After removing the redundant variables, we train a random forest classifier to predict the review scores. However, since the review scores are imbalanced (reviewers tend to give high scores), we upsample the classes of small sample size before training the classifier.

In [13]:
from sklearn.utils import resample

train_resampled_list = []
max_samples = train[resp].value_counts().max() \
    # Find the class with maximum number of samples
for i in range(5):
    resampled = resample(train[train[resp] == i], n_samples=max_samples)  # Upsample
    train_resampled_list.append(resampled)  # Add upsampled data to the transformed list

train_resampled = pd.DataFrame(pd.concat(train_resampled_list, ignore_index=True)) \
    # Concatenate upsampled data

X_train = train_resampled.drop([resp], 1)
y_train = train_resampled[resp]
X_test = test.drop([resp], 1)
y_test = test[resp]

In [14]:
from sklearn.ensemble import RandomForestClassifier
from sklearn.metrics import log_loss


clf = RandomForestClassifier()
clf.fit(X_train, y_train)
y_pred = clf.predict_proba(X_test)
log_loss(y_test, y_pred)

1.3014864494413203

We can use `GridSearchCV` to tune the parameters of the estimator based on the train set.
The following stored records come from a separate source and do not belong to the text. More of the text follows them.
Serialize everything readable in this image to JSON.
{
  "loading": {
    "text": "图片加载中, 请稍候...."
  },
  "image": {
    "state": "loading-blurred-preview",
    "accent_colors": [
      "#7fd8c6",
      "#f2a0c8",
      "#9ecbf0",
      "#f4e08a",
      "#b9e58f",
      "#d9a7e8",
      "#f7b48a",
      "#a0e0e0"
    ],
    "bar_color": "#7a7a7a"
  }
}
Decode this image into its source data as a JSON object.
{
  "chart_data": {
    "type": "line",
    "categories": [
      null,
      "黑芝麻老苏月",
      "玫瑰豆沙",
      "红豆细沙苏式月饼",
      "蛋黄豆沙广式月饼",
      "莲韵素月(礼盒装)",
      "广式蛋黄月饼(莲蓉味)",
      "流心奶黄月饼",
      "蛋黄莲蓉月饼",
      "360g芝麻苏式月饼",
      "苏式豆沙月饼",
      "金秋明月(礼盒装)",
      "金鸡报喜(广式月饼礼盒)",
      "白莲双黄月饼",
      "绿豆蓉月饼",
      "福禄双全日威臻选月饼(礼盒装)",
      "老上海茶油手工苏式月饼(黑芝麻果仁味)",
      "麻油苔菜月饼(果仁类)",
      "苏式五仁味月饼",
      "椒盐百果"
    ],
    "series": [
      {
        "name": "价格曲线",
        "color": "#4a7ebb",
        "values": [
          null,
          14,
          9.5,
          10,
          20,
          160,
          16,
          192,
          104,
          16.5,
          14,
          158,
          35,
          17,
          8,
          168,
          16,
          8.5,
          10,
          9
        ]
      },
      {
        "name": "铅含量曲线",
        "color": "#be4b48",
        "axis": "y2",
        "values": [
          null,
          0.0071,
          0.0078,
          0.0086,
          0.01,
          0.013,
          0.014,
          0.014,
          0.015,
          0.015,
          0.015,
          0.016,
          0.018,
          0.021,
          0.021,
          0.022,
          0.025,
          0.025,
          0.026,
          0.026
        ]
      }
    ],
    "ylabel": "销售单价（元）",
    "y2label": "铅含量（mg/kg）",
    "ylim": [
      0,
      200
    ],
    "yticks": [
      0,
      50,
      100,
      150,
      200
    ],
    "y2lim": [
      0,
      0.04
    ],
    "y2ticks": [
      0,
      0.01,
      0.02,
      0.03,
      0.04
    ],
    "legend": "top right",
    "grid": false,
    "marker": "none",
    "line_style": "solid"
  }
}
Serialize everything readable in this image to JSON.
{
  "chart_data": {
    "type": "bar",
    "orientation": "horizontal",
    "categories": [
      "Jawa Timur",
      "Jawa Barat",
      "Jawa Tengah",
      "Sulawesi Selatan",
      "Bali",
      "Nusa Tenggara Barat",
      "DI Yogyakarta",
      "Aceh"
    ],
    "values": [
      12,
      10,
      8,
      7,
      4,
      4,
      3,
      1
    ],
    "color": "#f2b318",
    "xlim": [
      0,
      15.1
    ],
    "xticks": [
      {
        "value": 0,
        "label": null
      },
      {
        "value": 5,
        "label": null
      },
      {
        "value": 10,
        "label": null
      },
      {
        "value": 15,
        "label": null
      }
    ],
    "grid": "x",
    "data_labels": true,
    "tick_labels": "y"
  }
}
Notice that we use the logarithmic loss as the evaluation metric; thus, we need to redefine the scorer.

In [15]:
from sklearn.metrics import make_scorer
from sklearn.model_selection import GridSearchCV


estimator = RandomForestClassifier()
param_grid = {
    'n_estimators': [250, 500],
    'min_samples_leaf': [1, 5, 10]
}
scoring = make_scorer(log_loss, False, True)

clf = GridSearchCV(estimator, param_grid, scoring, cv=5)
clf.fit(X_train, y_train)
clf.best_estimator_

RandomForestClassifier(bootstrap=True, class_weight=None, criterion='gini',
            max_depth=None, max_features='auto', max_leaf_nodes=None,
            min_impurity_split=1e-07, min_samples_leaf=1,
            min_samples_split=2, min_weight_fraction_leaf=0.0,
            n_estimators=250, n_jobs=1, oob_score=False, random_state=None,
            verbose=0, warm_start=False)

Finally, we use the best estimator to predict the review scores of the test set.

In [16]:
y_pred = clf.best_estimator_.predict_proba(X_test)
log_loss(y_test, y_pred)

0.54126133477354821

To further enhance the prediction accuracy, the reviews data can be incorporated as well. It may contain useful information such as the number of reviews made by return customers and the keywords leading to high review scores. This will be considered in the second part of this project.